Dari video dan foto yang tersebar di berbagai media sosial nampak bulatan kobaran api besar disertai awan hitam dan bau menusuk membubung dari kebakaran Depo Pertamina Plumpang tersebut.
Ada pun Satriadi Gunawan, Kepala Dinas Penanggulangan Kebakaran dan Penyelamatan (Gulkarmat) DKI Jakarta menjelaskan bahwa pusat kebakaran tersebut adalah pipa bensin milik Pertamina..

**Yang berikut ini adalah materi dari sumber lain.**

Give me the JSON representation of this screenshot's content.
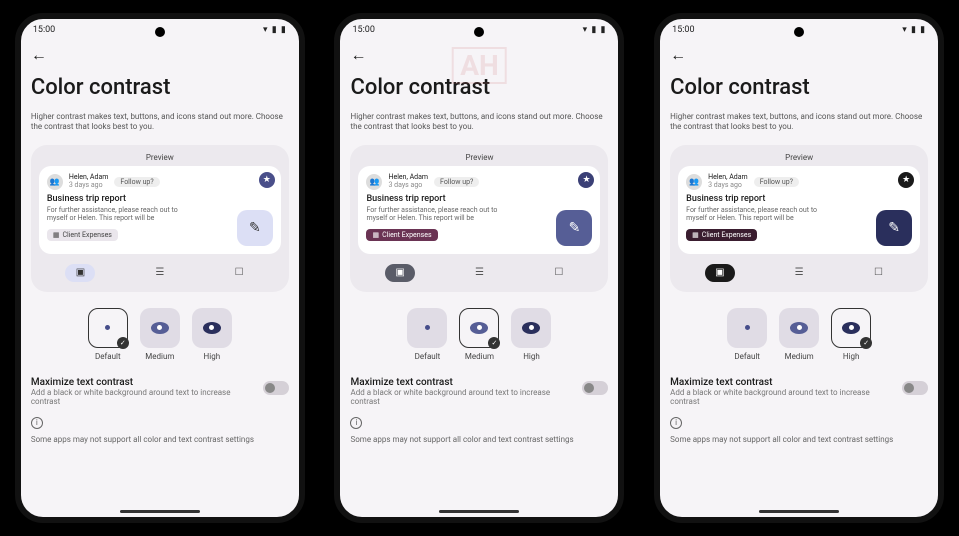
{
  "statusbar": {
    "time": "15:00",
    "icons": "▾ ▮ ▮"
  },
  "back_icon": "←",
  "title": "Color contrast",
  "description": "Higher contrast makes text, buttons, and icons stand out more. Choose the contrast that looks best to you.",
  "preview": {
    "label": "Preview",
    "header": {
      "names": "Helen, Adam",
      "time": "3 days ago",
      "chip": "Follow up?"
    },
    "star": "★",
    "body_title": "Business trip report",
    "body_text": "For further assistance, please reach out to myself or Helen. This report will be",
    "tag": "Client Expenses",
    "tag_icon": "▦",
    "fab": "✎",
    "tabs": {
      "t1": "▣",
      "t2": "☰",
      "t3": "☐"
    }
  },
  "options": {
    "default": "Default",
    "medium": "Medium",
    "high": "High",
    "check": "✓"
  },
  "maximize": {
    "title": "Maximize text contrast",
    "desc": "Add a black or white background around text to increase contrast"
  },
  "info_icon": "i",
  "footnote": "Some apps may not support all color and text contrast settings",
  "watermark": "AH",
  "phones": [
    {
      "selected": "default"
    },
    {
      "selected": "medium"
    },
    {
      "selected": "high"
    }
  ]
}
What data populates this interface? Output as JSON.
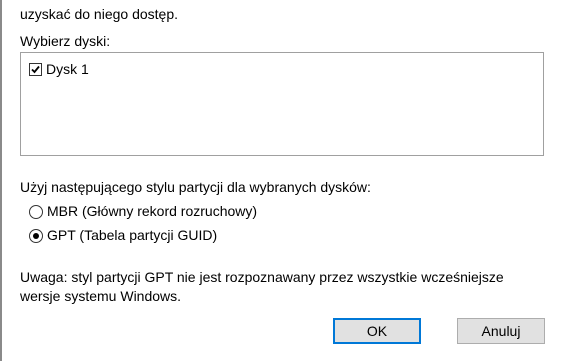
{
  "dialog": {
    "intro_text": "uzyskać do niego dostęp.",
    "select_disks_label": "Wybierz dyski:",
    "disks": [
      {
        "label": "Dysk 1",
        "checked": true
      }
    ],
    "partition_style_label": "Użyj następującego stylu partycji dla wybranych dysków:",
    "partition_options": [
      {
        "label": "MBR (Główny rekord rozruchowy)",
        "selected": false
      },
      {
        "label": "GPT (Tabela partycji GUID)",
        "selected": true
      }
    ],
    "note_line1": "Uwaga: styl partycji GPT nie jest rozpoznawany przez wszystkie wcześniejsze",
    "note_line2": "wersje systemu Windows.",
    "ok_label": "OK",
    "cancel_label": "Anuluj"
  },
  "colors": {
    "accent": "#0078d7",
    "button_bg": "#e1e1e1"
  }
}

“Objek kebakaran dicurigai adalah pipa bensin Pertamina,” kata Satriadi, Jumat (3/3).
Hal ini dipertegas dari banyak kesaksian warga yang mencium aroma bensin yang sangat menyengat sebelum terjadinya kebakaran Depo Pertamina Plumpang.
Baca juga: Ini Dia 50 Aplikasi ChatGPT Palsu, Wajib Hati-Hati!
Hingga berita ini diturunkan, masih belum terungkap penyebab kebakaran Depo Pertamina tersebut. Pihak Kepolisian dan Pertamina mengaku masih menginvestigasi penyebab insiden itu.
“Penyebab kejadian masih dalam proses investigasi,” kata Area Manager Communication, Relation & CSR Pertamina Patra Niaga Regional Jawa Bagian Barat Eko Kristiawan.
Saat ini pihak Pertamina, Dinas Kebakaran dan Kepolisian serta pihak-pihak lainnya masih berfokus kepada evakuasi korban manusia dan material.
Sementara ini beru dilaporkan sedikitnya 17 orang meninggal dunia akibat kebakaran tersebut. Dan sekitar 50 orang mengalami luka-luka dengan berbagai tingkat keparahan. Sedangkan sekitar 579 orang lainnya terpaksa mengungsi.
“Berdasarkan data masuk, info sementara ada 579 jiwa mengungsi dan tersebar di banyak titik pengungsian,” demikian keterangan BPBD DKI Jakarta, Sabtu (4/3).
Lokasi pengungsian ada yang di Kantor Kelurahan Rawa Badak Selatan, Kantor Kelurahan Rawa Badak Utara, dan Kantor Sudinakertrans dan Energi Jakarta Utara. Selain itu, di Gedung Golkar di Tugu Utara, Madrasah Ash Shalihin di Tugu Utara, serta markas PMI Kota Jakarta Utara.